Binding of adenosine diphosphate to intact human platelets.

1. Human platelet‐rich plasma was incubated at 37 degrees C with [8‐14C]ADP and with human serum albumin labelled with 125I. The platelets were rapidly separated by centrifugation through silicone oil. From radioactivity determinations of plasma and platelet pellets the uptake of ADP, without or with break‐down products, by the platelets was calculated on the assumption that the 125I radioactivity in the pellet represented trapped plasma. 2. ADP radioactivity was taken up by platelets within 10 sec and increased with time of incubation. The uptake of other nucleotide diphosphates was less initially and increased much more slowly. 3. Radioactivity added as ADP was recovered as ATP to the extent of 60%; as ADP of 30%; and as AMP of 10%. 4. Prostaglandin E1 which inhibited platelet aggregation had no effect on the initial or subsequent uptake or on this distribution of radioactivity. 5. The rate of rise in uptake was much slower when platelets were resuspended in plasma heated to 56 degrees C for 30 min. 6. Unlabelled adenosine inhibited the later, but not the initial, uptake while unlabelled ADP inhibited both.
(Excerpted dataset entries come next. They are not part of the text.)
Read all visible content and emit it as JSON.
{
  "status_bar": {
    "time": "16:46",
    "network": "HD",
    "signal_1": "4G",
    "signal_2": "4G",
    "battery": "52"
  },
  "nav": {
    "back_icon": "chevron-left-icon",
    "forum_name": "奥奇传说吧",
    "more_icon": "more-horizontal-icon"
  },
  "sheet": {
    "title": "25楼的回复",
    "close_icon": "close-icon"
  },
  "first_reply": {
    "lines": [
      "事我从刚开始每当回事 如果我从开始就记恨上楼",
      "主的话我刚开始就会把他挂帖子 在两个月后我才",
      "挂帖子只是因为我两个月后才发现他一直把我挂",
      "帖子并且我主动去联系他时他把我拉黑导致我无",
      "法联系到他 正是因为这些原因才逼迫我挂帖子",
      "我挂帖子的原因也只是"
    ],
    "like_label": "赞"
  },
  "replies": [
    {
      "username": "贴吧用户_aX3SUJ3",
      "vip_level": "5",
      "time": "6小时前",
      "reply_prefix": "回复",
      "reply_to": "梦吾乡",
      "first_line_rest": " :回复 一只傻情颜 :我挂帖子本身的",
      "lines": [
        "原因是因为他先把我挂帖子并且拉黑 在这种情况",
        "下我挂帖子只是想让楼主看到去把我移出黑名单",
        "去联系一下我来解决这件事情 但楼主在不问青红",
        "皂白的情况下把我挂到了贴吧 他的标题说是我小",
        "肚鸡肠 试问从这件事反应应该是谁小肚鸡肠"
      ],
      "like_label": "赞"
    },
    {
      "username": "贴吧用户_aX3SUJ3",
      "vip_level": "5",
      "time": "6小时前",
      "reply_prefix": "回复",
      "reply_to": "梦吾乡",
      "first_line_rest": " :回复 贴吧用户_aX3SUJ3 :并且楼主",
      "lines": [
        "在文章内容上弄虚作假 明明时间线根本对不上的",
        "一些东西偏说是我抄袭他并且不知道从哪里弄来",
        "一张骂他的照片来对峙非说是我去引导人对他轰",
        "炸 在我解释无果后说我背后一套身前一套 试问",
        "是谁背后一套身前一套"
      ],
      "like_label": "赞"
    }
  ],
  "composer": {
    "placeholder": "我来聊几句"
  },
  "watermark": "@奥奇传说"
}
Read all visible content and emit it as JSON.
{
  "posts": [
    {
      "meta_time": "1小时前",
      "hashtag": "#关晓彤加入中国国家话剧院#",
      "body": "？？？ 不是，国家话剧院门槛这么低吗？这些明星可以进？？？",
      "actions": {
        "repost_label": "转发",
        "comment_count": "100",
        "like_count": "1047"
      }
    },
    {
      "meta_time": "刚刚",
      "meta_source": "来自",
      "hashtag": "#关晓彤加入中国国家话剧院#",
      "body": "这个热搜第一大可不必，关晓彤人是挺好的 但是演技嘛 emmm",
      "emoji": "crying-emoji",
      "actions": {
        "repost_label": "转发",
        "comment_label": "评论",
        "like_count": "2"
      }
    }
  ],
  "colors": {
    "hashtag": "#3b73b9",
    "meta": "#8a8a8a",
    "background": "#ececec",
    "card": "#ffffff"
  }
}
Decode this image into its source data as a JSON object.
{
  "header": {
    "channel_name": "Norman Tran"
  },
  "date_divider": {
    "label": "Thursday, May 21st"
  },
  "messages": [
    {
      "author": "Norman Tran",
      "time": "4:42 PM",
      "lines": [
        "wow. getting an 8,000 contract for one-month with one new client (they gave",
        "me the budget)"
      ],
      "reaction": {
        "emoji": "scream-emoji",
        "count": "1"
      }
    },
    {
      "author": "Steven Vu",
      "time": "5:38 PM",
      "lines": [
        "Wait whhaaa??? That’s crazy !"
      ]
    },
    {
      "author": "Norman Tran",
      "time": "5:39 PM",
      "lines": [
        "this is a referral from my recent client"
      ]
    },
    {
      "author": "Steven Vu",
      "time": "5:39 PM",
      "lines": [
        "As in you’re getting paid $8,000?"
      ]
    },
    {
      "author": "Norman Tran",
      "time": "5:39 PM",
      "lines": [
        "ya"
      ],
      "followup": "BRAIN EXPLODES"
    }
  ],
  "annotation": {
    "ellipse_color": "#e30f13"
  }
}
Dipyridamole, which blocks adenosine uptake, prevented the later but not the initial uptake. 7. [alpha‐32P]ADP radioactivity was taken up at the earliest sampling time and the extent of uptake did not further increase. 8. Guinea‐pig platelets, which do not take up adenosine, took up [8‐14C]ADP radioactivity from purine‐labelled ADP initially. 9. It was concluded that the initial uptake represented binding of ADP and that the later uptake represented labelled adenosine originating as a break‐down product of ADP. 10. A Scatchard plot of ADP uptake indicated more than one type of binding site. There were approximately 88,000 high affinity sites per platelet which had an affinity constant of 5‐41 X 10(5) M‐1.